Health

Blood donors will now help to make plasma to boost supplies of medicine that treats immune diseases

Blood donors will now help to make plasma to boost supplies of medicine that treats rare immune diseases

  • Eventually around 250,000 litres of plasma from around one million blood donations each year will be used to make a medicine
  • NHS Blood and Transplant said the plasma will bolster supplies of the medicine which it said is facing supply pressures made worse by Covid-19
  • Until now, UK had been relying solely on imports of immunoglobulin medicine 


Blood donors in England are now able to give a little extra help as their contributions will be used to make lifesaving plasma medicine.

The first blood donations to be used in this way will be taken from today – with the approach being rolled out across England over several months.

Eventually around 250,000 litres of plasma from around one million blood donations each year will be used to make a medicine which treats rare immune diseases. 

Eventually around 250,000 litres of plasma from around one million blood donations each year will be used to make a medicine which treats rare immune diseases.

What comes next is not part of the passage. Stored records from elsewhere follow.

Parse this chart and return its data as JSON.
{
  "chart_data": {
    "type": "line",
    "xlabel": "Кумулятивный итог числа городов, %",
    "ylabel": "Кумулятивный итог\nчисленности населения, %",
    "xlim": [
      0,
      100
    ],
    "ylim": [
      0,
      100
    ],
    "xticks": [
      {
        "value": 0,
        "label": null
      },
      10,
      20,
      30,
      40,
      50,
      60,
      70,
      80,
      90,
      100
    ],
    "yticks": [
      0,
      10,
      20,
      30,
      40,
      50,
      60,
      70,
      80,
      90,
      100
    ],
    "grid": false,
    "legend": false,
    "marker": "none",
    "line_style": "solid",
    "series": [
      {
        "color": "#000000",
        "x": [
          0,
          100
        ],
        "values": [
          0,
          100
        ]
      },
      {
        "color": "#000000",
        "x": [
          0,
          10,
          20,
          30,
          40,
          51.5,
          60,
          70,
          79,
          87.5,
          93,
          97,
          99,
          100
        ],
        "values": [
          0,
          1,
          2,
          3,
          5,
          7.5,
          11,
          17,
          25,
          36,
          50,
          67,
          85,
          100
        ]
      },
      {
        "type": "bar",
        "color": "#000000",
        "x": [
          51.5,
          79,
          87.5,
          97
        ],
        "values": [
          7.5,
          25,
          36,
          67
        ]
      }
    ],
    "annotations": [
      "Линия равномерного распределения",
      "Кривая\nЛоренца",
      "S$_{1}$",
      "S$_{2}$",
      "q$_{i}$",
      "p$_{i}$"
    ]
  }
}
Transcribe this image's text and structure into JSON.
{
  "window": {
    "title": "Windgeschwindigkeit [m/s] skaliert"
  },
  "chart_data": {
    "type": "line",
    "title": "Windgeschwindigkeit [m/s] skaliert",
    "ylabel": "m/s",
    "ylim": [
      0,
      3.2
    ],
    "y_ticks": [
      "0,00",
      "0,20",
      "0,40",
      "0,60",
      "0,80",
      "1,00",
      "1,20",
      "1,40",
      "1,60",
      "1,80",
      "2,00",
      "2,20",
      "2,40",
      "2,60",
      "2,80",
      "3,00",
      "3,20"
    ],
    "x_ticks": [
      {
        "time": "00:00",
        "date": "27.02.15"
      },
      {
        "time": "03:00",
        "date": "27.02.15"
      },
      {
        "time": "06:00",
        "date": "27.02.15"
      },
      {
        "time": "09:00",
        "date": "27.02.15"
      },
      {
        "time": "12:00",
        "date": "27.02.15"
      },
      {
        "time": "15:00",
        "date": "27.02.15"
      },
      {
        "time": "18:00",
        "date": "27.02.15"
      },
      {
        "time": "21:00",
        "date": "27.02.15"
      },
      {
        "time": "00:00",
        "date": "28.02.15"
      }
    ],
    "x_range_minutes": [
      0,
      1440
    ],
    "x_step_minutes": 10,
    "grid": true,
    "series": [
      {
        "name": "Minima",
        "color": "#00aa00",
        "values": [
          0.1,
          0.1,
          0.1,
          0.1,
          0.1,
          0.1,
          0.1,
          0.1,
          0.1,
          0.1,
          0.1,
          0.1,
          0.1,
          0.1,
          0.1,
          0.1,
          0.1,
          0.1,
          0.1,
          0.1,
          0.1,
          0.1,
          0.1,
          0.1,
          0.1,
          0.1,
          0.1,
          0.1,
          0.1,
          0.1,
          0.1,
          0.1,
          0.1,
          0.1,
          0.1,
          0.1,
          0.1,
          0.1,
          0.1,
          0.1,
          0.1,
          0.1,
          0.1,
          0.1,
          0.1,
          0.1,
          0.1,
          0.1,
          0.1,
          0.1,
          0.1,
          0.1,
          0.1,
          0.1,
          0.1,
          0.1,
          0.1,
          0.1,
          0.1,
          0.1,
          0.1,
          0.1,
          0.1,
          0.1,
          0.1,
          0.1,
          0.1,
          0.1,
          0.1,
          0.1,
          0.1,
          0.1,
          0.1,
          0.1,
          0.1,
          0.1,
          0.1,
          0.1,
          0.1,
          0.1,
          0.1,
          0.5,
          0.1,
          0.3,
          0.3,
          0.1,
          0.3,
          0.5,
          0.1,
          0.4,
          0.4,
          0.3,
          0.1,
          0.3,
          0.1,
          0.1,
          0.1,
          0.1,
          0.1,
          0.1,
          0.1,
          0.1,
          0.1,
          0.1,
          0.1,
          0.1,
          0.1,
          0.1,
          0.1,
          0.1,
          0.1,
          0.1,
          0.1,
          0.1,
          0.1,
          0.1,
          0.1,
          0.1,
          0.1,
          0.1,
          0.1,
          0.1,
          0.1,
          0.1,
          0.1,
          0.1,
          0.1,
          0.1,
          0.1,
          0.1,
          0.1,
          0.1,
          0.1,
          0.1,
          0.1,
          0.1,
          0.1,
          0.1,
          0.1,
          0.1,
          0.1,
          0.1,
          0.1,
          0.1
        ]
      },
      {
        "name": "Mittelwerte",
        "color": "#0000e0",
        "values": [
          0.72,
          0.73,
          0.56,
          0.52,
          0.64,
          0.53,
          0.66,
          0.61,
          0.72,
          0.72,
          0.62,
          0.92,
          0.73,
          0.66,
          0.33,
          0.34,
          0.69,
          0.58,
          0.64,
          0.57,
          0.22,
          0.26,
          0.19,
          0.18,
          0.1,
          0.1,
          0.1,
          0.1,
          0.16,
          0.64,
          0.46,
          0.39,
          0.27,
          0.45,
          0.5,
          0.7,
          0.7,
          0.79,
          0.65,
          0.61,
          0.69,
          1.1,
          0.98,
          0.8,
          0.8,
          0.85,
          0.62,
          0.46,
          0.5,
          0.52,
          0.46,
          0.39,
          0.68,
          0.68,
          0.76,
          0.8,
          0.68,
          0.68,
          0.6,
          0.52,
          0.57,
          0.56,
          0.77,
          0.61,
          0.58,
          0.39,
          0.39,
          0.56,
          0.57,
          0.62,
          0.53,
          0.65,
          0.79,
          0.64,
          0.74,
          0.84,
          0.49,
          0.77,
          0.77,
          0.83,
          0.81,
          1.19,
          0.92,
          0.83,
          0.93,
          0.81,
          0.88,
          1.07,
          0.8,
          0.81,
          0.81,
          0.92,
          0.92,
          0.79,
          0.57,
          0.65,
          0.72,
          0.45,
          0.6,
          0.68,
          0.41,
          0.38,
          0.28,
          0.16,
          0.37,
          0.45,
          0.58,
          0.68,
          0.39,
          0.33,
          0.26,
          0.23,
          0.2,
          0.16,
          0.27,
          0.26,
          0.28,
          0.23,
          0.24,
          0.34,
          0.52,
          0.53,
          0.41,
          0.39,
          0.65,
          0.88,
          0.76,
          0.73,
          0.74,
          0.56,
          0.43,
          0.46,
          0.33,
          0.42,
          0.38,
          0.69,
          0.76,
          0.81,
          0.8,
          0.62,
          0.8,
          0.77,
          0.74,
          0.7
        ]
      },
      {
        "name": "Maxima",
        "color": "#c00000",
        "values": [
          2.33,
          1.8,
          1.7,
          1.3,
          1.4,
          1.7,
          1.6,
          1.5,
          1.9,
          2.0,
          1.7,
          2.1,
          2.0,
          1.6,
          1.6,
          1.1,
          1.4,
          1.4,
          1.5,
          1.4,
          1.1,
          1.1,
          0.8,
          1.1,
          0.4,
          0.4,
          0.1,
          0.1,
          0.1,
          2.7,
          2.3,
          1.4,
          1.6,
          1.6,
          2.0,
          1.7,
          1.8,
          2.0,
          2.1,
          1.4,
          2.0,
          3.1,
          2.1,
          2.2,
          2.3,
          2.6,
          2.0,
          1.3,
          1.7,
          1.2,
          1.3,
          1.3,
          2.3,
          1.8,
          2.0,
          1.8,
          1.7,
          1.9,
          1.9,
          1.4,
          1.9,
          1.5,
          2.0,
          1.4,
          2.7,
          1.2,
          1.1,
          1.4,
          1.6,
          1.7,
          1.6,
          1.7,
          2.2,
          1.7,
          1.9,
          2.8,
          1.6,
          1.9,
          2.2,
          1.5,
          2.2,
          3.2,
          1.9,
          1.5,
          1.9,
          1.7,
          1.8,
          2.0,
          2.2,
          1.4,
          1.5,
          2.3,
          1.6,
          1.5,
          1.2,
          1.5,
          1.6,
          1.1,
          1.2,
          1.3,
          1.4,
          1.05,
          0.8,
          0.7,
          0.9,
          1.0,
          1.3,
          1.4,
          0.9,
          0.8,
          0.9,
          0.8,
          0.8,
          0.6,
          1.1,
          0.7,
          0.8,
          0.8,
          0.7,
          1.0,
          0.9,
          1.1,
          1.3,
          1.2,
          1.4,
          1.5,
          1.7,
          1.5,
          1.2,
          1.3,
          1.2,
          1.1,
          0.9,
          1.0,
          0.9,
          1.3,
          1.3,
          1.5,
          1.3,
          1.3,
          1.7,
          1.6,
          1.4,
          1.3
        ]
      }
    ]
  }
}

Pictured: A woman in donates plasma at the Oklahoma Blood institute in the U.S.

NHS Blood and Transplant said the plasma will bolster supplies of the medicine – known as immunoglobulin – which it said is facing supply pressures made worse by Covid-19.

Until now the UK had been relying solely on imports of immunoglobulin medicine which are received by around 17,000 people every year – many of whom are clinically vulnerable people who have been shielding during the pandemic.

Specific donations of blood plasma began back in April but from Tuesday the first of England’s 770,000 blood donors will begin their contributions.

Pictured: A doctor holds a donation of convalescent plasma

Pictured: A doctor holds a donation of convalescent plasma

The first such donations are due to be taken at Norfolk House Blood Donor Centre, in Manchester, and by mobile blood donation teams covering Liverpool, Taunton and Bath.

Gerry Gogarty, who led this project at NHSBT, said: ‘Your blood is mostly made up of plasma and it contains the antibodies which fight infections. Those antibodies can save the lives of people with faulty immune systems.

‘By recovering plasma… each generous blood donation will go even further in helping to save lives.’